A couple of weeks ago after dinner, while Betsy and I chatted in front of the fire, Jim came around the corner into the living room and announced that the dishwasher was dead. The announcement was followed by an extensive period of mourning characterized by drowning our sorrows in the sink. It used to be, many years before any of our children came along, that doing dishes in the sink was what you did. At that long ago time it was considered very bad form to a. use paper plates and cups except in the field among the cow pads on a picnic blanket, and no less a breach to hold dirty dishes under the faucet like the barista in an Italian coffee bar. Thus it fell to me to demonstrate the age old method for assuring germ free dishes without the machine.
One rule had to be broken before we even got started. In the dear old days beyond recall dishes were usually done by somebody over eight and under twenty-one. We did happen to have somebody here who fitted that description, but it turned out that dishes weren’t her thing. “I don’t want to,” she said, and that was that.
But finally we got down to cases, changed the pathways for clearing, scraping, immersion in soapy wager, immersion in very hot rinse water, wiping and putting away. In demonstrating how all this was handled I made such a name for myself that the consensus was that I should keep right on with the job until we got a new appliance. I tell this commonplace, even banal, story in case anyone might wonder what I’ve been doing with myself lately.
There was proven need for a new machine and Jim wasted no time looking for a buy. He discovered his bargain at Drogen’s, a venerable local institution over on the South Side near the Mall. This buy satisfied the requirements we demanded, but did not stop there. We learned that in order to get the refund we needed to buy at least two more appliances that were also eco-friendly. “What the heck,” I said. “Let’s go for it.”

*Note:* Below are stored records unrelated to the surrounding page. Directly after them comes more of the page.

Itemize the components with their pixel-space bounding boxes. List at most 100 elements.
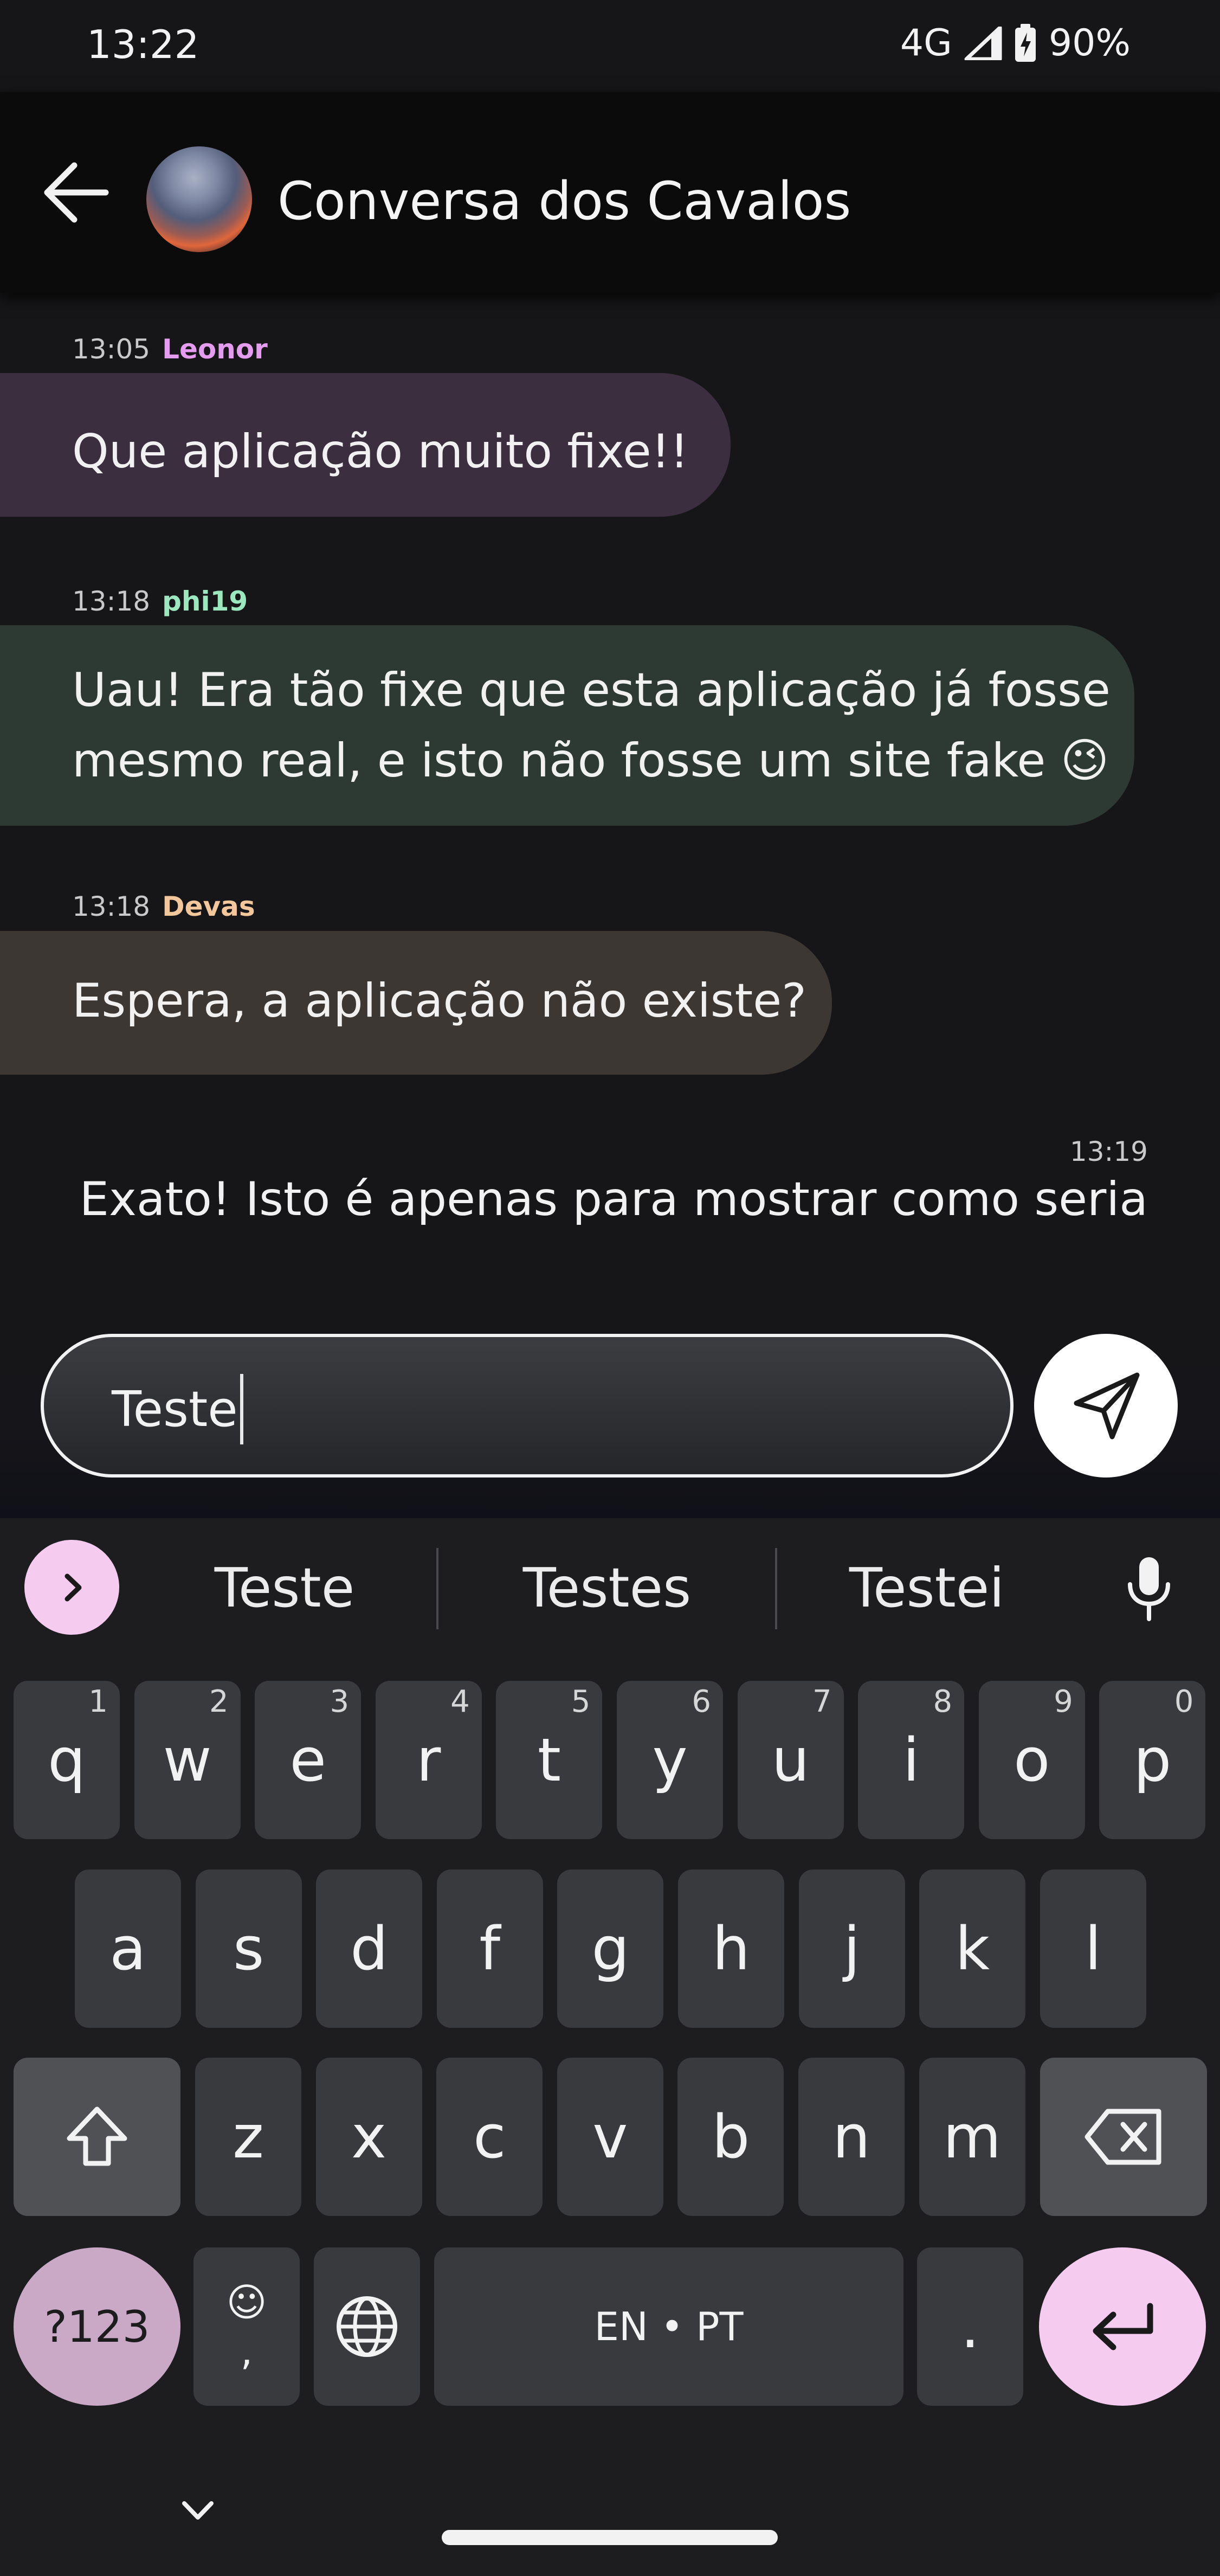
- send-button[interactable]: [1034, 1334, 1178, 1477]
- message-bubble[interactable]: Que aplicação muito fixe!!: [0, 373, 731, 517]
- key-label: o: [1014, 1725, 1050, 1795]
- key-d[interactable]: d: [316, 1870, 423, 2028]
- suggestion-strip: Teste Testes Testei: [0, 1518, 1220, 1659]
- message-bubble[interactable]: Espera, a aplicação não existe?: [0, 931, 832, 1075]
- emoji-icon: ☺: [226, 2279, 267, 2325]
- message-text: mesmo real, e isto não fosse um site fak…: [72, 734, 1109, 788]
- emoji-comma-key[interactable]: ☺ ,: [193, 2247, 300, 2406]
- symbols-key[interactable]: ?123: [14, 2247, 180, 2406]
- key-x[interactable]: x: [315, 2058, 422, 2216]
- key-number-hint: 3: [330, 1684, 350, 1719]
- expand-toolbar-button[interactable]: [24, 1540, 119, 1635]
- key-s[interactable]: s: [195, 1870, 302, 2028]
- key-m[interactable]: m: [919, 2058, 1025, 2216]
- key-label: r: [416, 1725, 441, 1795]
- message-meta: 13:18 phi19: [72, 586, 248, 617]
- key-r[interactable]: 4r: [375, 1681, 482, 1839]
- suggestion-1[interactable]: Teste: [179, 1556, 390, 1620]
- message-input[interactable]: Teste: [41, 1334, 1014, 1477]
- key-k[interactable]: k: [919, 1870, 1026, 2028]
- avatar[interactable]: [146, 146, 252, 252]
- shift-key[interactable]: [14, 2058, 180, 2216]
- text-caret: [240, 1374, 243, 1444]
- status-bar: 13:22 4G 90%: [0, 0, 1220, 92]
- back-button[interactable]: [33, 155, 119, 230]
- key-g[interactable]: g: [557, 1870, 664, 2028]
- key-label: e: [289, 1725, 327, 1795]
- key-number-hint: 7: [812, 1684, 832, 1719]
- status-time: 13:22: [87, 22, 199, 67]
- key-label: w: [163, 1725, 212, 1795]
- gesture-home-bar[interactable]: [442, 2530, 778, 2545]
- period-key[interactable]: .: [917, 2247, 1023, 2406]
- message-meta: 13:18 Devas: [72, 891, 255, 922]
- enter-key[interactable]: [1039, 2247, 1206, 2406]
- return-arrow-icon: [1093, 2303, 1153, 2350]
- message-sender: Leonor: [162, 333, 268, 365]
- key-number-hint: 9: [1054, 1684, 1073, 1719]
- own-message-text[interactable]: Exato! Isto é apenas para mostrar como s…: [80, 1172, 1148, 1226]
- key-h[interactable]: h: [678, 1870, 784, 2028]
- message-time: 13:18: [72, 891, 151, 922]
- battery-percent: 90%: [1048, 22, 1131, 65]
- network-type: 4G: [900, 22, 952, 65]
- shift-arrow-icon: [67, 2106, 127, 2166]
- key-label: y: [652, 1725, 688, 1795]
- key-number-hint: 6: [692, 1684, 711, 1719]
- comma-label: ,: [240, 2328, 253, 2374]
- suggestion-divider: [775, 1548, 777, 1629]
- suggestion-2[interactable]: Testes: [501, 1556, 713, 1620]
- soft-keyboard: Teste Testes Testei 1q2w3e4r5t6y7u8i9o0p…: [0, 1518, 1220, 2576]
- key-c[interactable]: c: [436, 2058, 543, 2216]
- key-number-hint: 0: [1174, 1684, 1194, 1719]
- message-bubble[interactable]: Uau! Era tão fixe que esta aplicação já …: [0, 625, 1134, 826]
- suggestion-3[interactable]: Testei: [821, 1556, 1032, 1620]
- key-label: t: [537, 1725, 561, 1795]
- message-meta: 13:05 Leonor: [72, 333, 268, 365]
- key-p[interactable]: 0p: [1099, 1681, 1206, 1839]
- key-number-hint: 8: [933, 1684, 953, 1719]
- key-q[interactable]: 1q: [14, 1681, 120, 1839]
- key-number-hint: 2: [209, 1684, 229, 1719]
- key-u[interactable]: 7u: [737, 1681, 844, 1839]
- key-label: q: [48, 1725, 86, 1795]
- backspace-icon: [1085, 2109, 1161, 2165]
- key-t[interactable]: 5t: [496, 1681, 603, 1839]
- key-v[interactable]: v: [557, 2058, 663, 2216]
- message-text: Uau! Era tão fixe que esta aplicação já …: [72, 663, 1111, 717]
- key-label: i: [902, 1725, 920, 1795]
- language-switch-key[interactable]: [314, 2247, 420, 2406]
- key-label: p: [1133, 1725, 1172, 1795]
- microphone-icon: [1128, 1557, 1170, 1621]
- key-w[interactable]: 2w: [134, 1681, 241, 1839]
- message-text: Que aplicação muito fixe!!: [72, 425, 689, 479]
- key-e[interactable]: 3e: [255, 1681, 362, 1839]
- globe-icon: [337, 2296, 397, 2357]
- key-o[interactable]: 9o: [978, 1681, 1085, 1839]
- key-z[interactable]: z: [195, 2058, 301, 2216]
- chevron-down-icon: [182, 2501, 214, 2520]
- key-b[interactable]: b: [677, 2058, 784, 2216]
- own-message-time: 13:19: [1069, 1136, 1148, 1167]
- send-icon: [1074, 1372, 1139, 1439]
- backspace-key[interactable]: [1040, 2058, 1207, 2216]
- chat-title: Conversa dos Cavalos: [277, 171, 851, 232]
- battery-charging-icon: [1014, 23, 1037, 63]
- key-j[interactable]: j: [798, 1870, 905, 2028]
- message-time: 13:18: [72, 586, 151, 617]
- key-label: u: [771, 1725, 810, 1795]
- key-f[interactable]: f: [436, 1870, 543, 2028]
- key-y[interactable]: 6y: [617, 1681, 723, 1839]
- key-i[interactable]: 8i: [858, 1681, 965, 1839]
- key-a[interactable]: a: [75, 1870, 181, 2028]
- message-list[interactable]: 13:05 Leonor Que aplicação muito fixe!! 1…: [0, 293, 1220, 1290]
- hide-keyboard-button[interactable]: [168, 2483, 228, 2538]
- key-l[interactable]: l: [1040, 1870, 1146, 2028]
- chat-header: Conversa dos Cavalos: [0, 92, 1220, 293]
- key-n[interactable]: n: [798, 2058, 905, 2216]
- voice-input-button[interactable]: [1111, 1551, 1187, 1627]
- chevron-right-icon: [64, 1573, 81, 1601]
- message-text: Espera, a aplicação não existe?: [72, 974, 806, 1028]
- space-key[interactable]: EN • PT: [434, 2247, 903, 2406]
- message-sender: phi19: [162, 586, 248, 617]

And tomorrow is the day. That means there is more to this story. You may not wonder about where to put these machine when they arrive, but the old ones must be removed by Jim and put in the garage, to wait for the recycle wagon to come and take them them to some dump somewhere where some nameless person will sign a form giving us the rebate we so richly deserve by now. If that isn’t problem enough, Jim had to build a new set of basement stairs on Monday so that guys, including Jim, who are moving the machines will not fall through. Then a platform needs to be constructed in the basement to hold the new, eco-friendly washer and dryer that we didn’t even know we needed two weeks ago. We’ll see how all this works out. I’m glad our cleaning helper won’t be subjected to the noisy hurly-burly that is surely going happen today.
Meantime, I’m a little bit sad. I had expected to find myself in an aesthetic fog this morning gung ho for delivering some delicate poetry about the Fire and Ice spectacle, the gift our community has given itself that lit up down town for students (and regular citizens, too) last night. Sometimes you are just forced to sit up and face the music.